You seem like someone who’s not married to the idea of making a certain style of music…
I hate labeling music. I listen to all different kinds of music. I can’t even say there’s one specific style I listen to more than another. I think I would just get bored if I tried to stick too closely to a specific genre. There will always be people who hear me and immediately think I play country music because I play the fiddle and maybe I have a little bit of a twang because I'm from Texas. That’s fine, but in my mind, I’m coming from all different kinds of styles and traditions, and learning from all different styles. Hopefully I can keep doing that and find my own way, find my own genre.
What are your three favorite albums in the world right now?
Oh God, okay. Let’s see. One I’ll always go back to and never get tired of would be the Bill Frisell album with Dave Holland and Elvin Jones.

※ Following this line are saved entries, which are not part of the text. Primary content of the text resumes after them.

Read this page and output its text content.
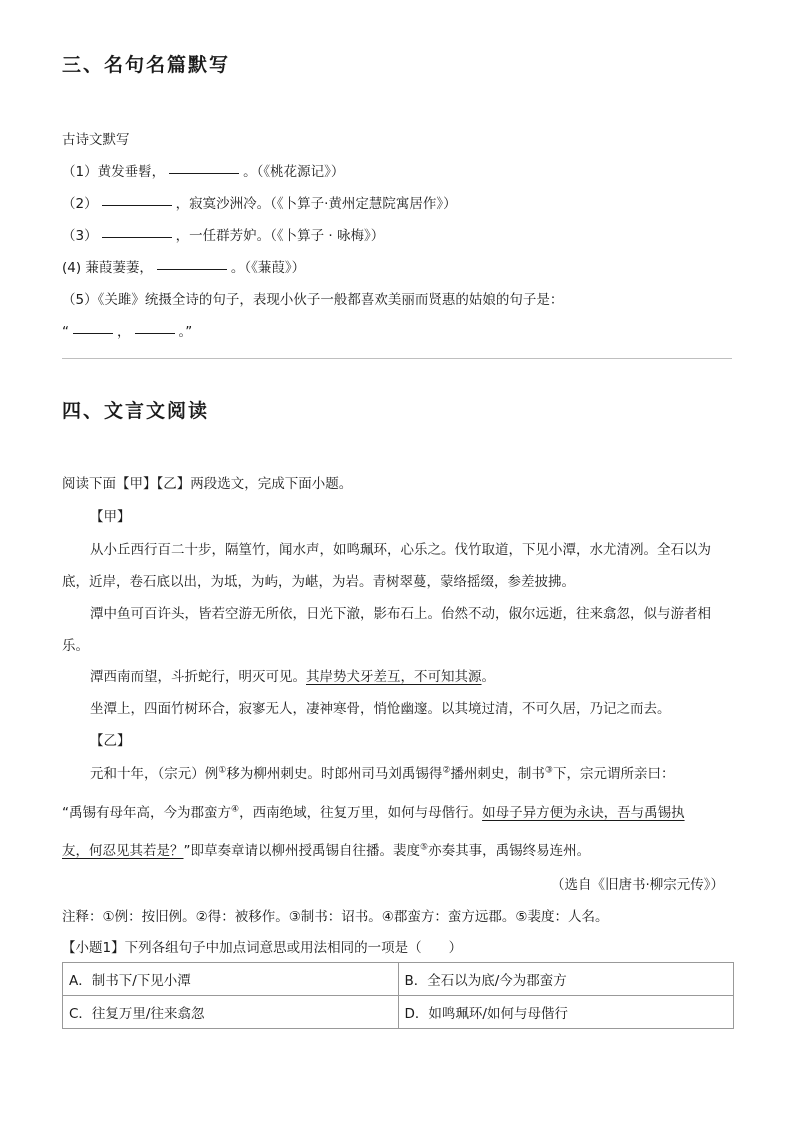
三、名句名篇默写
古诗文默写
（1）黄发垂髫，	。（《桃花源记》）
（2）	，寂寞沙洲冷。（《卜算子·黄州定慧院寓居作》）
（3）	，一任群芳妒。（《卜算子 · 咏梅》）
(4) 蒹葭萋萋，	。（《蒹葭》）
（5）《关雎》统摄全诗的句子，表现小伙子一般都喜欢美丽而贤惠的姑娘的句子是：
“	，	。”
四、文言文阅读
阅读下面【甲】【乙】两段选文，完成下面小题。
【甲】
从小丘西行百二十步，隔篁竹，闻水声，如鸣珮环，心乐之。伐竹取道，下见小潭，水尤清冽。全石以为
底，近岸，卷石底以出，为坻，为屿，为嵁，为岩。青树翠蔓，蒙络摇缀，参差披拂。
潭中鱼可百许头，皆若空游无所依，日光下澈，影布石上。佁然不动，俶尔远逝，往来翕忽，似与游者相
乐。
潭西南而望，斗折蛇行，明灭可见。其岸势犬牙差互，不可知其源。
坐潭上，四面竹树环合，寂寥无人，凄神寒骨，悄怆幽邃。以其境过清，不可久居，乃记之而去。
【乙】
元和十年，（宗元）例①移为柳州刺史。时郎州司马刘禹锡得②播州刺史，制书③下，宗元谓所亲曰：
“禹锡有母年高，今为郡蛮方④，西南绝域，往复万里，如何与母偕行。如母子异方便为永诀，吾与禹锡执
友，何忍见其若是？”即草奏章请以柳州授禹锡自往播。裴度⑤亦奏其事，禹锡终易连州。
（选自《旧唐书·柳宗元传》）
注释：①例：按旧例。②得：被移作。③制书：诏书。④郡蛮方：蛮方远郡。⑤裴度：人名。
【小题1】下列各组句子中加点词意思或用法相同的一项是（　　）
A．制书下/下见小潭	B．全石以为底/今为郡蛮方
C．往复万里/往来翕忽	D．如鸣珮环/如何与母偕行
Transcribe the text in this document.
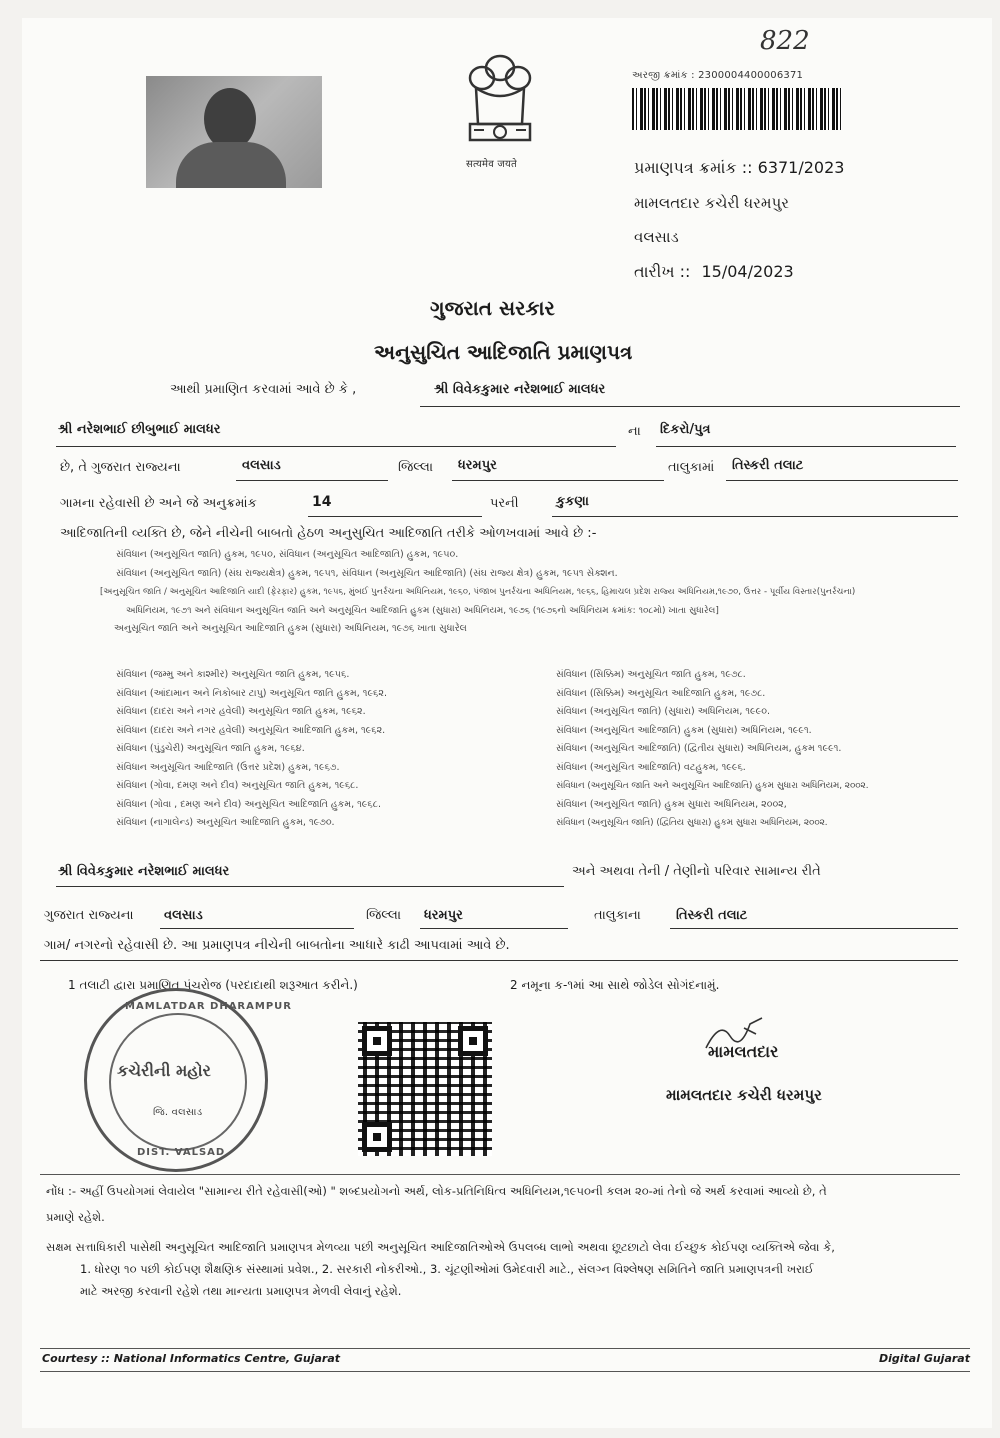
822
सत्यमेव जयते
અરજી ક્રમાંક : 2300004400006371
પ્રમાણપત્ર ક્રમાંક :: 6371/2023
મામલતદાર કચેરી ધરમપુર
વલસાડ
તારીખ :: 15/04/2023
ગુજરાત સરકાર
અનુસુચિત આદિજાતિ પ્રમાણપત્ર
આથી પ્રમાણિત કરવામાં આવે છે કે ,	શ્રી વિવેકકુમાર નરેશભાઈ માલધર
શ્રી નરેશભાઈ છીબુભાઈ માલધર	ના દિકરો/પુત્ર
છે, તે ગુજરાત રાજ્યના	વલસાડ	જિલ્લા ધરમપુર	તાલુકામાં તિસ્કરી તલાટ
ગામના રહેવાસી છે અને જે અનુક્રમાંક	14	પરની	કુકણા
આદિજાતિની વ્યક્તિ છે, જેને નીચેની બાબતો હેઠળ અનુસુચિત આદિજાતિ તરીકે ઓળખવામાં આવે છે :-
સંવિધાન (અનુસૂચિત જાતિ) હુકમ, ૧૯૫૦, સંવિધાન (અનુસૂચિત આદિજાતિ) હુકમ, ૧૯૫૦.
સંવિધાન (અનુસૂચિત જાતિ) (સંઘ રાજ્યક્ષેત્ર) હુકમ, ૧૯૫૧, સંવિધાન (અનુસૂચિત આદિજાતિ) (સંઘ રાજ્ય ક્ષેત્ર) હુકમ, ૧૯૫૧ સેક્શન.
[અનુસૂચિત જાતિ / અનુસૂચિત આદિજાતિ યાદી (ફેરફાર) હુકમ, ૧૯૫૬, મુંબઈ પુનર્રચના અધિનિયમ, ૧૯૬૦, પંજાબ પુનર્રચના અધિનિયમ, ૧૯૬૬, હિમાચલ પ્રદેશ રાજ્ય અધિનિયમ,૧૯૭૦, ઉત્તર - પૂર્વીય વિસ્તાર(પુનર્રચના)
અધિનિયમ, ૧૯૭૧ અને સંવિધાન અનુસૂચિત જાતિ અને અનુસૂચિત આદિજાતિ હુકમ (સુધારા) અધિનિયમ, ૧૯૭૬ (૧૯૭૬નો અધિનિયમ ક્રમાંક: ૧૦૮મો) ખાતા સુધારેલ]
અનુસૂચિત જાતિ અને અનુસૂચિત આદિજાતિ હુકમ (સુધારા) અધિનિયમ, ૧૯૭૬ ખાતા સુધારેલ
સંવિધાન (જમ્મુ અને કાશ્મીર) અનુસૂચિત જાતિ હુકમ, ૧૯૫૬.
સંવિધાન (આંદામાન અને નિકોબાર ટાપુ) અનુસૂચિત જાતિ હુકમ, ૧૯૬૨.
સંવિધાન (દાદરા અને નગર હવેલી) અનુસૂચિત જાતિ હુકમ, ૧૯૬૨.
સંવિધાન (દાદરા અને નગર હવેલી) અનુસૂચિત આદિજાતિ હુકમ, ૧૯૬૨.
સંવિધાન (પુંડુચેરી) અનુસૂચિત જાતિ હુકમ, ૧૯૬૪.
સંવિધાન અનુસૂચિત આદિજાતિ (ઉત્તર પ્રદેશ) હુકમ, ૧૯૬૭.
સંવિધાન (ગોવા, દમણ અને દીવ) અનુસૂચિત જાતિ હુકમ, ૧૯૬૮.
સંવિધાન (ગોવા , દમણ અને દીવ) અનુસૂચિત આદિજાતિ હુકમ, ૧૯૬૮.
સંવિધાન (નાગાલેન્ડ) અનુસૂચિત આદિજાતિ હુકમ, ૧૯૭૦.
સંવિધાન (સિક્કિમ) અનુસૂચિત જાતિ હુકમ, ૧૯૭૮.
સંવિધાન (સિક્કિમ) અનુસૂચિત આદિજાતિ હુકમ, ૧૯૭૮.
સંવિધાન (અનુસૂચિત જાતિ) (સુધારા) અધિનિયમ, ૧૯૯૦.
સંવિધાન (અનુસૂચિત આદિજાતિ) હુકમ (સુધારા) અધિનિયમ, ૧૯૯૧.
સંવિધાન (અનુસૂચિત આદિજાતિ) (દ્વિતીય સુધારા) અધિનિયમ, હુકમ ૧૯૯૧.
સંવિધાન (અનુસૂચિત આદિજાતિ) વટહુકમ, ૧૯૯૬.
સંવિધાન (અનુસૂચિત જાતિ અને અનુસૂચિત આદિજાતિ) હુકમ સુધારા અધિનિયમ, ૨૦૦૨.
સંવિધાન (અનુસૂચિત જાતિ) હુકમ સુધારા અધિનિયમ, ૨૦૦૨,
સંવિધાન (અનુસૂચિત જાતિ) (દ્વિતિય સુધારા) હુકમ સુધારા અધિનિયમ, ૨૦૦૨.
શ્રી વિવેકકુમાર નરેશભાઈ માલધર	અને અથવા તેની / તેણીનો પરિવાર સામાન્ય રીતે
ગુજરાત રાજ્યના વલસાડ	જિલ્લા ધરમપુર	તાલુકાના	તિસ્કરી તલાટ
ગામ/ નગરનો રહેવાસી છે. આ પ્રમાણપત્ર નીચેની બાબતોના આધારે કાઢી આપવામાં આવે છે.
1 તલાટી દ્વારા પ્રમાણિત પંચરોજ (પરદાદાથી શરૂઆત કરીને.)	2 નમૂના ક-૧માં આ સાથે જોડેલ સોગંદનામું.
MAMLATDAR DHARAMPUR
કચેરીની મહોર
જિ. વલસાડ
DIST. VALSAD
મામલતદાર
મામલતદાર કચેરી ધરમપુર
નોંધ :- અહીં ઉપયોગમાં લેવાયેલ "સામાન્ય રીતે રહેવાસી(ઓ) " શબ્દપ્રયોગનો અર્થ, લોક-પ્રતિનિધિત્વ અધિનિયમ,૧૯૫૦ની કલમ ૨૦-માં તેનો જે અર્થ કરવામાં આવ્યો છે, તે
પ્રમાણે રહેશે.
સક્ષમ સત્તાધિકારી પાસેથી અનુસૂચિત આદિજાતિ પ્રમાણપત્ર મેળવ્યા પછી અનુસૂચિત આદિજાતિઓએ ઉપલબ્ધ લાભો અથવા છૂટછાટો લેવા ઈચ્છુક કોઈપણ વ્યક્તિએ જેવા કે,
1. ધોરણ ૧૦ પછી કોઈપણ શૈક્ષણિક સંસ્થામાં પ્રવેશ., 2. સરકારી નોકરીઓ., 3. ચૂંટણીઓમાં ઉમેદવારી માટે., સંલગ્ન વિશ્લેષણ સમિતિને જાતિ પ્રમાણપત્રની ખરાઈ
માટે અરજી કરવાની રહેશે તથા માન્યતા પ્રમાણપત્ર મેળવી લેવાનું રહેશે.
Courtesy :: National Informatics Centre, Gujarat	Digital Gujarat
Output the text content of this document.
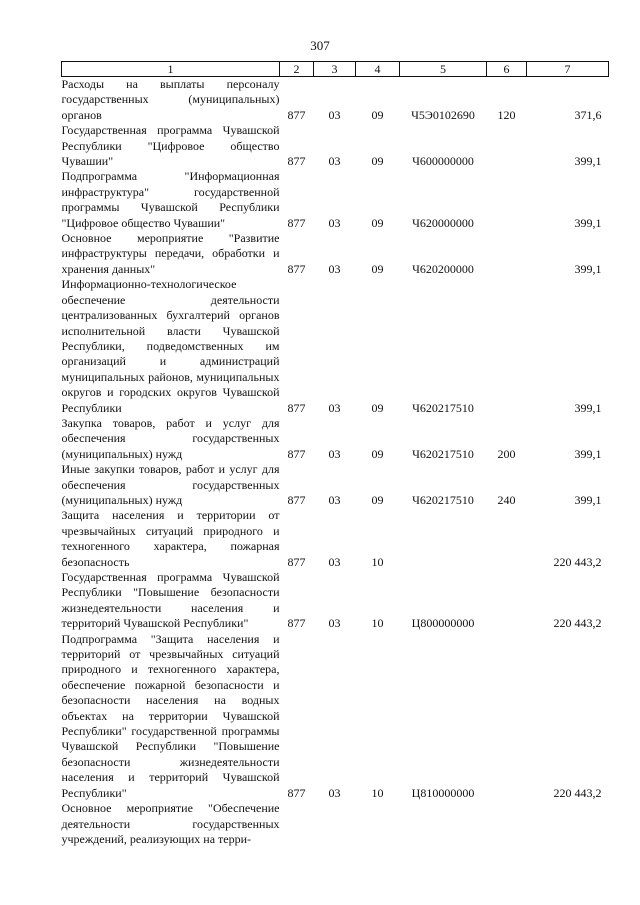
307
1	2	3	4	5	6	7
Расходы на выплаты персоналу государственных (муниципальных) органов	877	03	09	Ч5Э0102690	120	371,6
Государственная программа Чувашской Республики "Цифровое общество Чувашии"	877	03	09	Ч600000000		399,1
Подпрограмма "Информационная инфраструктура" государственной программы Чувашской Республики "Цифровое общество Чувашии"	877	03	09	Ч620000000		399,1
Основное мероприятие "Развитие инфраструктуры передачи, обработки и хранения данных"	877	03	09	Ч620200000		399,1
Информационно-технологическое обеспечение деятельности централизованных бухгалтерий органов исполнительной власти Чувашской Республики, подведомственных им организаций и администраций муниципальных районов, муниципальных округов и городских округов Чувашской Республики	877	03	09	Ч620217510		399,1
Закупка товаров, работ и услуг для обеспечения государственных (муниципальных) нужд	877	03	09	Ч620217510	200	399,1
Иные закупки товаров, работ и услуг для обеспечения государственных (муниципальных) нужд	877	03	09	Ч620217510	240	399,1
Защита населения и территории от чрезвычайных ситуаций природного и техногенного характера, пожарная безопасность	877	03	10			220 443,2
Государственная программа Чувашской Республики "Повышение безопасности жизнедеятельности населения и территорий Чувашской Республики"	877	03	10	Ц800000000		220 443,2
Подпрограмма "Защита населения и территорий от чрезвычайных ситуаций природного и техногенного характера, обеспечение пожарной безопасности и безопасности населения на водных объектах на территории Чувашской Республики" государственной программы Чувашской Республики "Повышение безопасности жизнедеятельности населения и территорий Чувашской Республики"	877	03	10	Ц810000000		220 443,2
Основное мероприятие "Обеспечение деятельности государственных учреждений, реализующих на терри-						
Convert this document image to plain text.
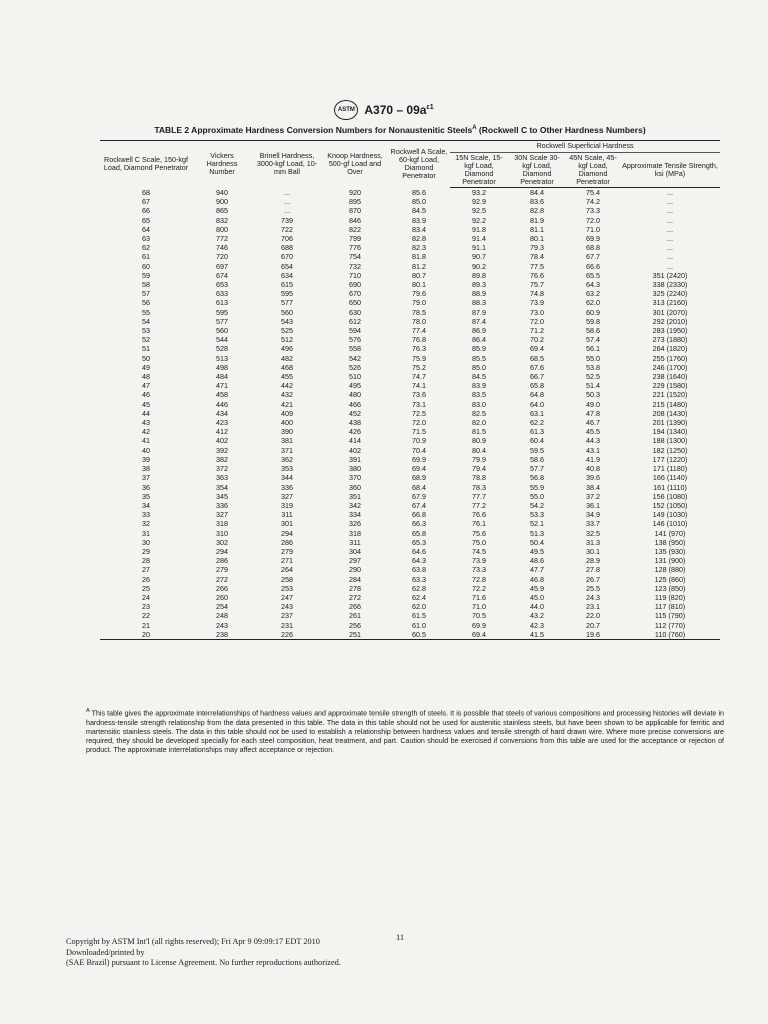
ASTM $A370 - 09a^{\varepsilon 1}$
TABLE 2 Approximate Hardness Conversion Numbers for Nonaustenitic Steels$^A$ (Rockwell C to Other Hardness Numbers)
Rockwell C Scale, 150-kgf Load, Diamond Penetrator	Vickers Hardness Number	Brinell Hardness, 3000-kgf Load, 10-mm Ball	Knoop Hardness, 500-gf Load and Over	Rockwell A Scale, 60-kgf Load, Diamond Penetrator	Rockwell Superficial Hardness			
					15N Scale, 15-kgf Load, Diamond Penetrator	30N Scale 30-kgf Load, Diamond Penetrator	45N Scale, 45-kgf Load, Diamond Penetrator	Approximate Tensile Strength, ksi (MPa)
68	940	...	920	85.6	93.2	84.4	75.4	...
67	900	...	895	85.0	92.9	83.6	74.2	...
66	865	...	870	84.5	92.5	82.8	73.3	...
65	832	739	846	83.9	92.2	81.9	72.0	...
64	800	722	822	83.4	91.8	81.1	71.0	...
63	772	706	799	82.8	91.4	80.1	69.9	...
62	746	688	776	82.3	91.1	79.3	68.8	...
61	720	670	754	81.8	90.7	78.4	67.7	...
60	697	654	732	81.2	90.2	77.5	66.6	...
59	674	634	710	80.7	89.8	76.6	65.5	351 (2420)
58	653	615	690	80.1	89.3	75.7	64.3	338 (2330)
57	633	595	670	79.6	88.9	74.8	63.2	325 (2240)
56	613	577	650	79.0	88.3	73.9	62.0	313 (2160)
55	595	560	630	78.5	87.9	73.0	60.9	301 (2070)
54	577	543	612	78.0	87.4	72.0	59.8	292 (2010)
53	560	525	594	77.4	86.9	71.2	58.6	283 (1950)
52	544	512	576	76.8	86.4	70.2	57.4	273 (1880)
51	528	496	558	76.3	85.9	69.4	56.1	264 (1820)
50	513	482	542	75.9	85.5	68.5	55.0	255 (1760)
49	498	468	526	75.2	85.0	67.6	53.8	246 (1700)
48	484	455	510	74.7	84.5	66.7	52.5	238 (1640)
47	471	442	495	74.1	83.9	65.8	51.4	229 (1580)
46	458	432	480	73.6	83.5	64.8	50.3	221 (1520)
45	446	421	466	73.1	83.0	64.0	49.0	215 (1480)
44	434	409	452	72.5	82.5	63.1	47.8	208 (1430)
43	423	400	438	72.0	82.0	62.2	46.7	201 (1390)
42	412	390	426	71.5	81.5	61.3	45.5	194 (1340)
41	402	381	414	70.9	80.9	60.4	44.3	188 (1300)
40	392	371	402	70.4	80.4	59.5	43.1	182 (1250)
39	382	362	391	69.9	79.9	58.6	41.9	177 (1220)
38	372	353	380	69.4	79.4	57.7	40.8	171 (1180)
37	363	344	370	68.9	78.8	56.8	39.6	166 (1140)
36	354	336	360	68.4	78.3	55.9	38.4	161 (1110)
35	345	327	351	67.9	77.7	55.0	37.2	156 (1080)
34	336	319	342	67.4	77.2	54.2	36.1	152 (1050)
33	327	311	334	66.8	76.6	53.3	34.9	149 (1030)
32	318	301	326	66.3	76.1	52.1	33.7	146 (1010)
31	310	294	318	65.8	75.6	51.3	32.5	141 (970)
30	302	286	311	65.3	75.0	50.4	31.3	138 (950)
29	294	279	304	64.6	74.5	49.5	30.1	135 (930)
28	286	271	297	64.3	73.9	48.6	28.9	131 (900)
27	279	264	290	63.8	73.3	47.7	27.8	128 (880)
26	272	258	284	63.3	72.8	46.8	26.7	125 (860)
25	266	253	278	62.8	72.2	45.9	25.5	123 (850)
24	260	247	272	62.4	71.6	45.0	24.3	119 (820)
23	254	243	266	62.0	71.0	44.0	23.1	117 (810)
22	248	237	261	61.5	70.5	43.2	22.0	115 (790)
21	243	231	256	61.0	69.9	42.3	20.7	112 (770)
20	238	226	251	60.5	69.4	41.5	19.6	110 (760)
$^A$ This table gives the approximate interrelationships of hardness values and approximate tensile strength of steels. It is possible that steels of various compositions and processing histories will deviate in hardness-tensile strength relationship from the data presented in this table. The data in this table should not be used for austenitic stainless steels, but have been shown to be applicable for ferritic and martensitic stainless steels. The data in this table should not be used to establish a relationship between hardness values and tensile strength of hard drawn wire. Where more precise conversions are required, they should be developed specially for each steel composition, heat treatment, and part. Caution should be exercised if conversions from this table are used for the acceptance or rejection of product. The approximate interrelationships may affect acceptance or rejection.
11
Copyright by ASTM Int'l (all rights reserved); Fri Apr 9 09:09:17 EDT 2010
Downloaded/printed by
(SAE Brazil) pursuant to License Agreement. No further reproductions authorized.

The trio album. It’s a classic in my mind. I can put it on anytime, no matter what mood I’m in, and it transports me. Another one of my all-time favorite albums is Johhny Hartman and John Coltrane. It’s gorgeous. I love the way Coltrane plays sax on that record. It’s so unusual the way he plays around the lyrics and the melody line. It’s not what you’re expecting and it’s just gorgeous. And then, for new records, I think the Alison Krauss and Robert Plant album [Raising Sand] is really good. I loved the vibe they got on each tune. The sound of the instruments is so good. The groove is so sexy. It’s so hard to pick just three albums, though. Those are three great ones. I feel good about those three.